5.4.2Combining Lists and Tables

Note that the questions we originally asked were slightly different: we didn’t ask for the tallest height but the tallest person, or likewise the most most-played song. Because we’ve stripped the heights and counts of their surrounding context, we can no longer tell which person or song these values correspond to. For that, we have to go back to the table.

Do Now!

Do you see how we can use the values above, like most-played-count or shortest-height, to obtain the corresponding songs or people?

The key is to write a query over the corresponding table that refers to this value. For instance:
tallest-people = sieve people using height:
height = tallest-height
end

most-played-songs = sieve playlist using play-count:
play-count = most-played-count
end
There’s a reason we are careful to always use the plural—people, songsrather than the singular. This is because we cannot be sure there is only one person or one song with this height or play count. That is, there is a single biggest or smallest value in the list, because the value has no other information about it (so the same height coming from two different people, or the same play count coming from two different songs, looks the same in the list). But when put back in the context of the original table, the other values may be different.

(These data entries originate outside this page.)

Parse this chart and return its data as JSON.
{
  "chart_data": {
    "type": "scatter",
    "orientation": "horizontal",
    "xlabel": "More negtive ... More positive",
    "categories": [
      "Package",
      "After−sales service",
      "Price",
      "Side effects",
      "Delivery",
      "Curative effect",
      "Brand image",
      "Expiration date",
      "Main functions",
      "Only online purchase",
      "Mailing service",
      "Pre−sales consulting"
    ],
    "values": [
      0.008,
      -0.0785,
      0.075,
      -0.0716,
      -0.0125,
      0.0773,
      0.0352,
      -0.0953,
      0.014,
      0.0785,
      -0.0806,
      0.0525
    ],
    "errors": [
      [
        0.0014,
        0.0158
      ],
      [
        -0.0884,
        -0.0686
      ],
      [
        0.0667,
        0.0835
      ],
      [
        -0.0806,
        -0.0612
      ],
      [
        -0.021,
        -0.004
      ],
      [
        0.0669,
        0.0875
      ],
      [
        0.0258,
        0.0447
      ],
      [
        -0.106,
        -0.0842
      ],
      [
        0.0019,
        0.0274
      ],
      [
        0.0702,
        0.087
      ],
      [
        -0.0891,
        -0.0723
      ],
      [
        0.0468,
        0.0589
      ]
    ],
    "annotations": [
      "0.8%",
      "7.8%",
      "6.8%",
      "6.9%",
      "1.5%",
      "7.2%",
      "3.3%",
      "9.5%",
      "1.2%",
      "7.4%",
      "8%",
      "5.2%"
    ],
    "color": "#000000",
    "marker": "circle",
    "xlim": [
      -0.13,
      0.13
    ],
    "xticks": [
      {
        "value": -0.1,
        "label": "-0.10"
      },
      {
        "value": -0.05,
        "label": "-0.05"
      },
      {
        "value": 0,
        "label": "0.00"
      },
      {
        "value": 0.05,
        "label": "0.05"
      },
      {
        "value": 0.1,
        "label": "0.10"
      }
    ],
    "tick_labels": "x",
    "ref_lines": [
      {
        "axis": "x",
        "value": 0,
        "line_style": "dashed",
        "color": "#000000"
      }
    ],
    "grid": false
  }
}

In short, our overall answer is computed quite simply:
pcs = extract play-count from songs end
most-played-count = max(pcs)
keep-if playlist using play-count:
play-count = most-played-count
end
and
hts = extract height from people end
tallest-height = max(hts)
keep-if people using height:
height = tallest-height
end

Exercise

Implement all the other statistical questions posed in Basic Statistical Questions.

Until now we’ve only seen how to use built-in functions over lists. Next [Processing Lists], we will study how to create our own functions that process lists. Once we learn that, these list processing functions will remain powerful but will no longer seem quite so magical, because we’ll be able to build them for ourselves!